ALTAMONTE SPRINGS, FL. Back in April 2026, state inspectors walked into Maitland Breakfast Club at 745 Orienta Ave. and found that employees were not reporting symptoms of illness, a violation inspectors classify as one of the most direct pathways to a multi-victim outbreak. The restaurant was not closed.
The April 7 inspection turned up 7 high-severity violations and 4 intermediate violations. It was one of the worst inspections in the facility's documented history, and it was not the first time inspectors had left with a long list of serious findings.
What Inspectors Found
The illness-reporting violation sat alongside a separate finding that the restaurant had no written employee health policy at all. Together, those two citations describe a kitchen with no formal mechanism for keeping sick workers away from food.
Inspectors also cited the restaurant for failing to follow parasite destruction procedures, a requirement that applies to fish and pork served raw or undercooked. Without proper freezing or cooking protocols, parasites including Anisakis in fish and Trichinella in pork can survive and infect customers.
Food contact surfaces were not properly cleaned or sanitized, a finding that creates a direct transfer route for bacteria between raw and ready-to-eat foods. Inspectors additionally cited the restaurant for inadequate shellfish identification records, meaning there was no way to trace oysters, clams, or mussels back to their source if a customer became ill.

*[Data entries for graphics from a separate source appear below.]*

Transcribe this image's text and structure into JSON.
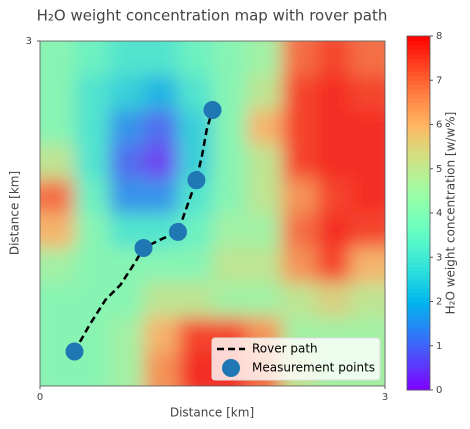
{
  "chart_data": {
    "type": "heatmap",
    "title": "H₂O weight concentration map with rover path",
    "xlabel": "Distance [km]",
    "ylabel": "Distance [km]",
    "xlim": [
      0,
      3
    ],
    "ylim": [
      0,
      3
    ],
    "xticks": [
      0,
      3
    ],
    "yticks": [
      3
    ],
    "colormap": "rainbow",
    "colorbar_label": "H₂O weight concentration [w/w%]",
    "zlim": [
      0,
      8
    ],
    "zticks": [
      0,
      1,
      2,
      3,
      4,
      5,
      6,
      7,
      8
    ],
    "z": [
      [
        4,
        3.5,
        3,
        3,
        3.5,
        4,
        4.5,
        7,
        7.5,
        7
      ],
      [
        4,
        3,
        2.5,
        2,
        3,
        4,
        5,
        7.5,
        7.8,
        7.5
      ],
      [
        4,
        3,
        1.5,
        1,
        2.5,
        4,
        6,
        7.5,
        7.8,
        7.8
      ],
      [
        5,
        3,
        1,
        0.5,
        2.5,
        4,
        5,
        7.5,
        7.8,
        7.8
      ],
      [
        7,
        3.5,
        1.5,
        1.5,
        3,
        4,
        5,
        6.5,
        7.5,
        7.8
      ],
      [
        6,
        4,
        3,
        3,
        3.5,
        4.5,
        4.5,
        7,
        7.8,
        7.5
      ],
      [
        4.5,
        4,
        4,
        4,
        4,
        5,
        5,
        6.5,
        7.5,
        6
      ],
      [
        4,
        4,
        4,
        5,
        5,
        4.5,
        4.5,
        5,
        5.5,
        5
      ],
      [
        4,
        4,
        4.5,
        6,
        7.5,
        7.5,
        6.5,
        4.5,
        4.5,
        4.5
      ],
      [
        4,
        4,
        4.5,
        6.5,
        7.8,
        7.8,
        7,
        5,
        4.5,
        4.5
      ]
    ],
    "series": [
      {
        "name": "Rover path",
        "color": "#000000",
        "x": [
          0.3,
          0.43,
          0.57,
          0.7,
          0.83,
          0.9,
          1.04,
          1.2,
          1.26,
          1.36,
          1.41,
          1.45,
          1.5
        ],
        "y": [
          0.3,
          0.53,
          0.75,
          0.88,
          1.08,
          1.2,
          1.27,
          1.34,
          1.51,
          1.79,
          2.01,
          2.23,
          2.4
        ]
      },
      {
        "name": "Measurement points",
        "color": "#1f77b4",
        "x": [
          0.3,
          0.9,
          1.2,
          1.36,
          1.5
        ],
        "y": [
          0.3,
          1.2,
          1.34,
          1.79,
          2.4
        ]
      }
    ],
    "legend": "lower right"
  }
}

Customers who ordered raw or undercooked items were given no advisory on the menu or otherwise, leaving elderly diners, pregnant women, and anyone with a compromised immune system without the information they would need to make an informed choice.
Toxic chemicals were found improperly stored or labeled near food areas. And among the intermediate violations, inspectors documented improper sewage or wastewater disposal, a condition that introduces the risk of fecal contamination spreading through the facility.
What These Violations Mean
The combination of no employee health policy and employees not reporting illness symptoms is, in practical terms, an open door for Norovirus. Norovirus spreads through direct contact with an infected food worker and can sicken dozens of people from a single shift. A written policy does not guarantee compliance, but the absence of one means there is no documented standard at all.
The parasite destruction citation matters because a breakfast restaurant serving lightly cooked or cured fish, including smoked salmon or gravlax common on brunch menus, is required to document that the fish was frozen to specific temperatures for specific durations before service. Without that record, there is no confirmation the step was taken.
Improper sewage disposal is among the most serious intermediate violations an inspector can cite. Raw sewage carries pathogens including E. coli, hepatitis A, and Salmonella. When wastewater is not disposed of correctly, those pathogens can reach food preparation surfaces, utensils, and food itself.
The shellfish traceability violation adds a compounding risk. If a customer reported illness after eating shellfish at this restaurant in April, inspectors would have had no harvest records to trace the source, no way to determine whether other customers were affected, and no path to a recall.
The Longer Record
The April 2026 inspection was not an anomaly. State records show Maitland Breakfast Club has been inspected 33 times and has accumulated 258 violations across its history. The facility was emergency-closed once before, in May 2019, after inspectors found roach and rodent activity. It reopened the following day.
The pattern of high-severity violations stretches across at least eight inspections in the data. In October 2024, inspectors found 6 high-severity violations. In November 2025, they found 6 more. In May 2025, 5 high-severity violations. The April 2026 inspection, with 7 high-severity citations, was the worst of the recent stretch.
Three consecutive inspections in November 2024, on the 6th, 13th, and 14th, suggest inspectors were returning in close succession, likely for follow-up verification. Even so, the high-severity counts in the months and years that followed show the improvement did not hold.
Across the eight most recent inspections in the record, the restaurant was cited for high-severity violations every single time.
The Facility Remained Open
State inspectors documented 7 high-severity violations at Maitland Breakfast Club on April 7, 2026. Those violations included sick workers with no system to keep them off the line, parasite risks with no documentation of mitigation, unsanitized food contact surfaces, untraceable shellfish, and improperly stored toxic chemicals.
The restaurant was not emergency-closed.